Description

• Clinical syndrome of excess aldosterone production, independent of renin secretion, and nonsuppressible by sodium (Na⁺) loading
• Classically manifested by hypertension (HTN) and hypokalemia (about half of the patients are normokalemic)
• Systems affected: cardiovascular, endocrine, renal
• Synonym(s): hyperaldosteronism, Conn syndrome

Epidemiology

• Since the initial case by Dr. Jerome Conn in 1954, the epidemiology has changed significantly.
• Previously considered a rare cause of HTN
• Currently considered the most common cause of secondary HTN

Prevalence

• Affects 5–10% of patients with HTN
• Up to 10–30% in certain groups: moderate/severe HTN, resistant HTN, HTN plus hypokalemia, HTN plus adrenal incidentaloma, HTN plus sleep apnea
• Commonly diagnosed in the 3rd to 5th decade of life

Etiology and Pathophysiology

• Bilateral idiopathic hyperplasia (BIH): 60%
• Aldosterone-producing adenoma (APA): 30–40%
• Unilateral adrenal hyperplasia, adrenocortical carcinoma (ACC), and familial hyperaldosteronism (FH): rare <1%
• Aldosterone excess results in:
  • Renin suppression via feedback mechanism
  • HTN due to volume expansion and Na⁺ retention
  • Low potassium (K+) due to increased renal losses
  • Metabolic alkalosis due to renal hydrogen losses

Genetics

• FH syndromes
  • Type I: autosomal dominant, ACTH-induced aldosterone secretion, glucocorticoid-remediable aldosteronism (GRA)
  • Type II: autosomal dominant, familial APA or BIH type, not suppressible by glucocorticoids
  • Type III: germline mutation in the K+ channel gene KCNJ5, increased aldosterone production, not suppressible by glucocorticoids; concurrence with Cushing syndrome has been reported.
• Sporadic cases
  • Somatic KCNJ5 mutations (female predominance) found in 10–68% of sporadic APAs
  • Somatic ATP1A1 and ATP2B3 mutations (male predominance) and CACNA1D mutations are also found in sporadic APA.
• APA may rarely be seen in multiple endocrine neoplasia type 1 (MEN-1).

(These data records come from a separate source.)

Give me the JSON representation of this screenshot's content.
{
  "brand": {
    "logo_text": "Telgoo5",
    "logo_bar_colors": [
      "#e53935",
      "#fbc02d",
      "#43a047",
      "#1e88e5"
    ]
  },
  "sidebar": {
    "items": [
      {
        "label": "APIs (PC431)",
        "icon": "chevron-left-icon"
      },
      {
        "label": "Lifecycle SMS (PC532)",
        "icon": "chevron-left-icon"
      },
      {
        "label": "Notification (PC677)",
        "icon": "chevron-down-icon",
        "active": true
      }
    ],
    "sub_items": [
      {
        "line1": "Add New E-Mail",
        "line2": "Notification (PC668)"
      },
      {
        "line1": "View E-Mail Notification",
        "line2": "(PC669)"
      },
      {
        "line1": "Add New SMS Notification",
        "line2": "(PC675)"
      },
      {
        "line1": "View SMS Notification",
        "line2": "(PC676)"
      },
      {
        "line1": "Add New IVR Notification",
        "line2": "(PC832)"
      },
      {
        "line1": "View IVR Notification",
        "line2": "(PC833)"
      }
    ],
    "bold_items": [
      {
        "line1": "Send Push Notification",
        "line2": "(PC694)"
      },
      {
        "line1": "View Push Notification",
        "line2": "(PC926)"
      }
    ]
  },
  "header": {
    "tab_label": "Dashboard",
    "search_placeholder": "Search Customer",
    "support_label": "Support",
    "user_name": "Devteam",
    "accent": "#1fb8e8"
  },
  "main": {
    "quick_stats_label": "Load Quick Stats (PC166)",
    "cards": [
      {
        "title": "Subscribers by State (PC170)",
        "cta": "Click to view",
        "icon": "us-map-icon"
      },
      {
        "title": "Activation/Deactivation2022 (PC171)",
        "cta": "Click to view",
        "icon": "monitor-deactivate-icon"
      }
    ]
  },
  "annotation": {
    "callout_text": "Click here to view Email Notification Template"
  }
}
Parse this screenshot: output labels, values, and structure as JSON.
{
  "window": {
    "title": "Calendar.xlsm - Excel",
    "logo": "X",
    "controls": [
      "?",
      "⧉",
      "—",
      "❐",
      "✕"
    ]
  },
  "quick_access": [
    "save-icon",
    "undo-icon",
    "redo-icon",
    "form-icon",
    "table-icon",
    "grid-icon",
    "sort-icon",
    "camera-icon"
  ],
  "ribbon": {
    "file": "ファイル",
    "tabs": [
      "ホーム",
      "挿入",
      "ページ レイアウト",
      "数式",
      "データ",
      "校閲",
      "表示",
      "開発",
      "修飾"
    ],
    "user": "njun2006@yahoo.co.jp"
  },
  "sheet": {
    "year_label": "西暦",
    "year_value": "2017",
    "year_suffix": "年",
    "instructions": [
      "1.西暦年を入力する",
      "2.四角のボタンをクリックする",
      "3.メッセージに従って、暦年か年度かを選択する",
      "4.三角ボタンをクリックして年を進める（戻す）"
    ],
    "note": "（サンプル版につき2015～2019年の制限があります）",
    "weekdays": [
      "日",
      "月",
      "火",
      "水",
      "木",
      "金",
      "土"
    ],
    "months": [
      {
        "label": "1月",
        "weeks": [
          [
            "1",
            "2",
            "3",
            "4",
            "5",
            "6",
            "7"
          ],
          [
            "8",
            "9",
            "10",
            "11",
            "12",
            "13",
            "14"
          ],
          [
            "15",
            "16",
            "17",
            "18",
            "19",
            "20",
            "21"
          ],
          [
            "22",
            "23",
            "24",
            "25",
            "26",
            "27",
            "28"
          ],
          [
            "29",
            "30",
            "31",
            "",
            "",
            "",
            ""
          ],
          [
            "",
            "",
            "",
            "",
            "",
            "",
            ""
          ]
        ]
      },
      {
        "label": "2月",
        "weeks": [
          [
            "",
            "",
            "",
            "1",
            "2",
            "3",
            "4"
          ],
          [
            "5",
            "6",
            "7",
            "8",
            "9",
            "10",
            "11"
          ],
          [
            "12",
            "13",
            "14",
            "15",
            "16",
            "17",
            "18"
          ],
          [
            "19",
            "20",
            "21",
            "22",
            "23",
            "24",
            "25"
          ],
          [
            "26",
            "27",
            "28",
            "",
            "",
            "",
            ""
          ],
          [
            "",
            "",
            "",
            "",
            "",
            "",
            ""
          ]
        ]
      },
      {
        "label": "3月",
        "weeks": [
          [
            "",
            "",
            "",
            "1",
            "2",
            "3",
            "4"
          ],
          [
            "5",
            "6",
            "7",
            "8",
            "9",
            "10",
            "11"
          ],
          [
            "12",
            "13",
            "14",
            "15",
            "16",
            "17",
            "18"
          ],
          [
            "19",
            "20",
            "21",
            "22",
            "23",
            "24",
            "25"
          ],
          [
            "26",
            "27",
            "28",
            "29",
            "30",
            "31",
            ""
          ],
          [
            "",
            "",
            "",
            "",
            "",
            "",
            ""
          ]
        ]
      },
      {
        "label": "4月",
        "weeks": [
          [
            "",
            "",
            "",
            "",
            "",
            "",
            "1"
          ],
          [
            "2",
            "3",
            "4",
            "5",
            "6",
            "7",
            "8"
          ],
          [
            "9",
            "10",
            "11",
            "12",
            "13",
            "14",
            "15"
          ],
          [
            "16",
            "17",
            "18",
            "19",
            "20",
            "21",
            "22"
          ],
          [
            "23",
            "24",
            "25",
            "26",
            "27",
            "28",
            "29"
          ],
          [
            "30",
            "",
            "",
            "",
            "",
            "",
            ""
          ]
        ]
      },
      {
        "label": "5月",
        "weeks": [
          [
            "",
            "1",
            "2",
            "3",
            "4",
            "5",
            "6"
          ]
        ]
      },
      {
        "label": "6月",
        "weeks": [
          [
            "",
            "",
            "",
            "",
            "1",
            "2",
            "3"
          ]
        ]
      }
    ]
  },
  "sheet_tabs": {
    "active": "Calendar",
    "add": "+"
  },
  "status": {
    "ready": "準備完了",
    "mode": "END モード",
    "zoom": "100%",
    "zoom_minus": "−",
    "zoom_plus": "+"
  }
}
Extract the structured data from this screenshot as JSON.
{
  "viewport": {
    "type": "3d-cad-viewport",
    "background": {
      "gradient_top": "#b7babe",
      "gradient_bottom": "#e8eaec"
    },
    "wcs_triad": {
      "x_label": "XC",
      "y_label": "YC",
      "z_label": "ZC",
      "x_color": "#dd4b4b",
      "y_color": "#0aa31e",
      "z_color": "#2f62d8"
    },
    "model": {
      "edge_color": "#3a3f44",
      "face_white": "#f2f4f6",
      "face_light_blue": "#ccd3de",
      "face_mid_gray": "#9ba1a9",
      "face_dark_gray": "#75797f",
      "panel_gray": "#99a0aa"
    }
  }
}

Commonly Associated Conditions

Aldosterone excess may independently increase the risk of coronary artery disease, stroke, left ventricular hypertrophy, atrial fibrillation, heart failure, diabetes mellitus type 2, obstructive sleep apnea, renal disease, and bone loss.

Pregnancy Considerations

• Increases in aldosterone production and plasma renin activity (PRA) are physiologic during pregnancy; confirmation tests are not recommended.
• The diagnosis of PA during pregnancy relies on a repeatedly suppressed plasma renin level.
• Avoid spironolactone and ACE inhibitors.